Thanks to a gracious gift of gadgetry for Fathers Day, I was able to spend last weekend increasing Mark II’s computing power to maximum capacity!
Not only did I have the parts, but I also had the time (again thanks to Jamie & Berty) and had very ambitious plans for pushing Mark II across the finish line.
Things didn’t go quite as planned (I spent one of the two days fighting O/S problems of all things) but I was able to get all 8 nodes online by the end of the weekend.
Since then I’ve been working on running high-performance Linpack (hpl) to see how Mark II’s performance stacks-up against Mark I. After a few runs, I was not only able match the best results I achieved with Mark I, but slightly exceed them.
The best hpl performance I could get out of Mark I was 9.403 Gflops. Using a similar hpl configuration (adjusted for reduced memory size per node), I was able to get 9.525 out of Mark II. On both machines this result was achieved with a 4×4 configuration (4 nodes, 16 cores) so even though it wasn’t the maximum capacity of either machine, it’s a pretty good apples-to-apples comparison between the two architectures.
That said, there’s more performance to be had. I’ve learned a lot about running hpl since I recored Mark I’s results and I’m confident that I can figure out what was stopping me from improving the numbers by adding nodes back then. In addition to better hpl tuning skills, I’m able to run all nodes of Mark II without throwing a circuit breaker, which was not the case with Mark I. This makes iterating on hpl configs a lot easier.

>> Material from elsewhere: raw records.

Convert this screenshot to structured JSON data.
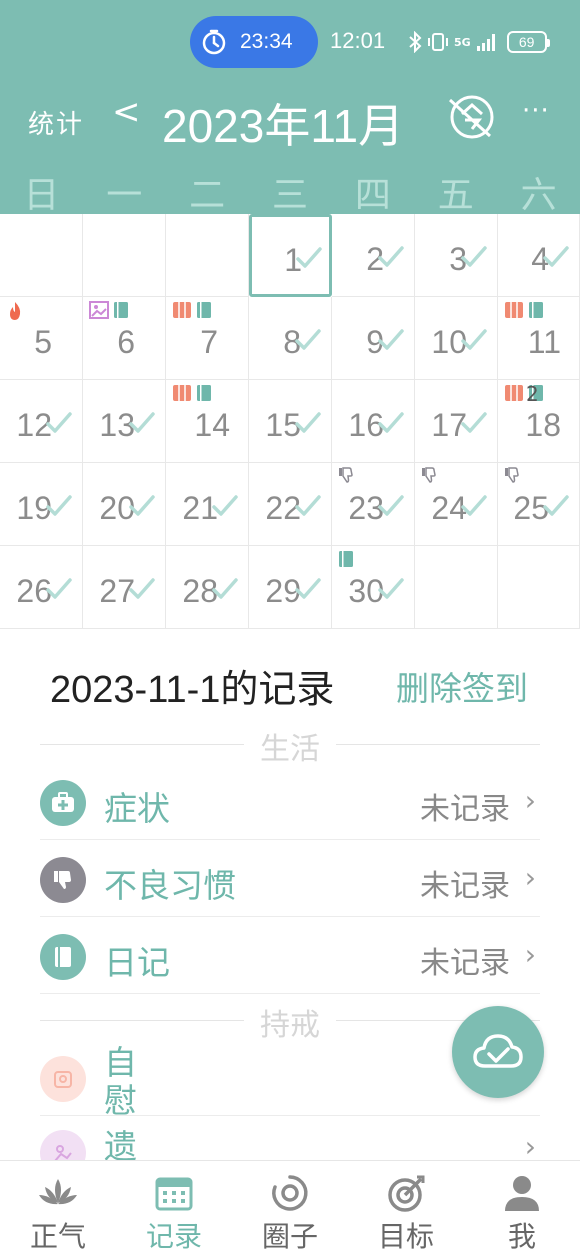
{
  "status_bar": {
    "timer": "23:34",
    "clock": "12:01",
    "network": "5G",
    "battery": "69"
  },
  "header": {
    "stats_label": "统计",
    "prev_label": "<",
    "month_title": "2023年11月",
    "more_label": "···"
  },
  "weekdays": [
    "日",
    "一",
    "二",
    "三",
    "四",
    "五",
    "六"
  ],
  "calendar": {
    "days": [
      {
        "day": "1",
        "col": 3,
        "row": 0,
        "checked": true,
        "selected": true,
        "badges": []
      },
      {
        "day": "2",
        "col": 4,
        "row": 0,
        "checked": true,
        "badges": []
      },
      {
        "day": "3",
        "col": 5,
        "row": 0,
        "checked": true,
        "badges": []
      },
      {
        "day": "4",
        "col": 6,
        "row": 0,
        "checked": true,
        "badges": []
      },
      {
        "day": "5",
        "col": 0,
        "row": 1,
        "checked": false,
        "badges": [
          "fire"
        ]
      },
      {
        "day": "6",
        "col": 1,
        "row": 1,
        "checked": false,
        "badges": [
          "spill",
          "diary"
        ]
      },
      {
        "day": "7",
        "col": 2,
        "row": 1,
        "checked": false,
        "badges": [
          "roll",
          "diary"
        ]
      },
      {
        "day": "8",
        "col": 3,
        "row": 1,
        "checked": true,
        "badges": []
      },
      {
        "day": "9",
        "col": 4,
        "row": 1,
        "checked": true,
        "badges": []
      },
      {
        "day": "10",
        "col": 5,
        "row": 1,
        "checked": true,
        "badges": []
      },
      {
        "day": "11",
        "col": 6,
        "row": 1,
        "checked": false,
        "badges": [
          "roll",
          "diary"
        ]
      },
      {
        "day": "12",
        "col": 0,
        "row": 2,
        "checked": true,
        "badges": []
      },
      {
        "day": "13",
        "col": 1,
        "row": 2,
        "checked": true,
        "badges": []
      },
      {
        "day": "14",
        "col": 2,
        "row": 2,
        "checked": false,
        "badges": [
          "roll",
          "diary"
        ]
      },
      {
        "day": "15",
        "col": 3,
        "row": 2,
        "checked": true,
        "badges": []
      },
      {
        "day": "16",
        "col": 4,
        "row": 2,
        "checked": true,
        "badges": []
      },
      {
        "day": "17",
        "col": 5,
        "row": 2,
        "checked": true,
        "badges": []
      },
      {
        "day": "18",
        "col": 6,
        "row": 2,
        "checked": false,
        "badges": [
          "roll",
          "diary"
        ],
        "badge_count": "2"
      },
      {
        "day": "19",
        "col": 0,
        "row": 3,
        "checked": true,
        "badges": []
      },
      {
        "day": "20",
        "col": 1,
        "row": 3,
        "checked": true,
        "badges": []
      },
      {
        "day": "21",
        "col": 2,
        "row": 3,
        "checked": true,
        "badges": []
      },
      {
        "day": "22",
        "col": 3,
        "row": 3,
        "checked": true,
        "badges": []
      },
      {
        "day": "23",
        "col": 4,
        "row": 3,
        "checked": true,
        "badges": [
          "thumb"
        ]
      },
      {
        "day": "24",
        "col": 5,
        "row": 3,
        "checked": true,
        "badges": [
          "thumb"
        ]
      },
      {
        "day": "25",
        "col": 6,
        "row": 3,
        "checked": true,
        "badges": [
          "thumb"
        ]
      },
      {
        "day": "26",
        "col": 0,
        "row": 4,
        "checked": true,
        "badges": []
      },
      {
        "day": "27",
        "col": 1,
        "row": 4,
        "checked": true,
        "badges": []
      },
      {
        "day": "28",
        "col": 2,
        "row": 4,
        "checked": true,
        "badges": []
      },
      {
        "day": "29",
        "col": 3,
        "row": 4,
        "checked": true,
        "badges": []
      },
      {
        "day": "30",
        "col": 4,
        "row": 4,
        "checked": true,
        "badges": [
          "diary"
        ]
      }
    ]
  },
  "records": {
    "title": "2023-11-1的记录",
    "delete_label": "删除签到",
    "section_life": "生活",
    "section_precepts": "持戒",
    "rows": [
      {
        "label": "症状",
        "value": "未记录",
        "icon": "medkit-icon"
      },
      {
        "label": "不良习惯",
        "value": "未记录",
        "icon": "thumbs-down-icon"
      },
      {
        "label": "日记",
        "value": "未记录",
        "icon": "diary-icon"
      }
    ],
    "precept_rows": [
      {
        "label": "自慰",
        "icon": "roll-icon"
      },
      {
        "label": "遗",
        "icon": "spill-icon"
      }
    ]
  },
  "bottom_nav": {
    "tabs": [
      {
        "label": "正气",
        "icon": "lotus-icon"
      },
      {
        "label": "记录",
        "icon": "calendar-icon",
        "active": true
      },
      {
        "label": "圈子",
        "icon": "circle-icon"
      },
      {
        "label": "目标",
        "icon": "target-icon"
      },
      {
        "label": "我",
        "icon": "user-icon"
      }
    ]
  },
  "colors": {
    "accent": "#7dbdb2",
    "accent_text": "#6fb7ab",
    "timer_pill": "#3a78e6",
    "roll_badge": "#f08a72",
    "thumb_icon": "#8c8a92"
  }
}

The theoretical maximum hpl performance (Rpeak) for Mark II is 76 Gflops. Achieving this is impossible due to memory constraints, transport overhead, etc. but I think 75% of Rpeak is not unreasonable, which would yield a measured peak performance (Rmax) of 57 Gflops. This would rank Mark II right around the middle of the Top 500 Supercomputer Sites… in 1999.
Not too shabby for a $500.00 machine you can hold in your hand.
Still, there’s a long ways to go from my current results of not-quite 10 Gflops to 57. I think theres a lot to improve in how I’m configuring hpl and I also think there is work to do at the O/S and hardware level. Minimally I’m going to need to increase the machine’s cooling capacity (right now I don’t even have heatsinks on the SOC’s so I know the CPU throttle is kicking in). So if I’m able to find an hpl config that doesn’t loose performance as I add nodes to the test, and I can keep the system cool enough to make sure cpu throttling doesn’t kick-in, I should be able to get much closer to that Rmax value.
But even with no improvement this test confirms the validity of the Mark II design. The original goal for this phase of the project was to establish the difference in performance between the Mark I machine and a similar cluster built from ARM single-board computers. The difference, surprisingly is that the ARM machine has a slight node-for-node edge over the “traditional” Mark I.
Perhaps just as important, Mark II achieves this with significantly less cost, physical size, thermal output and electricity consumption. Once I complete the power supply electronics for Mark II I’ll be able to get more precise measurements of power consumption but even if Mark II operates at it’s maximum power consumption that’s still 1/10 of the power consumed by Mark I.
This is a significant milestone in the RAIN project and marks the “official” end of the Mark II phase. I plan to finish Mark II’s implementation (wiring front-panel controls for all nodes, designing & fabricating the front-end interface board, etc.) and generate a “reference design” for others who would like to recreate my results (perhaps even offer a kit?), but with these results in hand I can confidently enter into the Mark III phase of the project as well.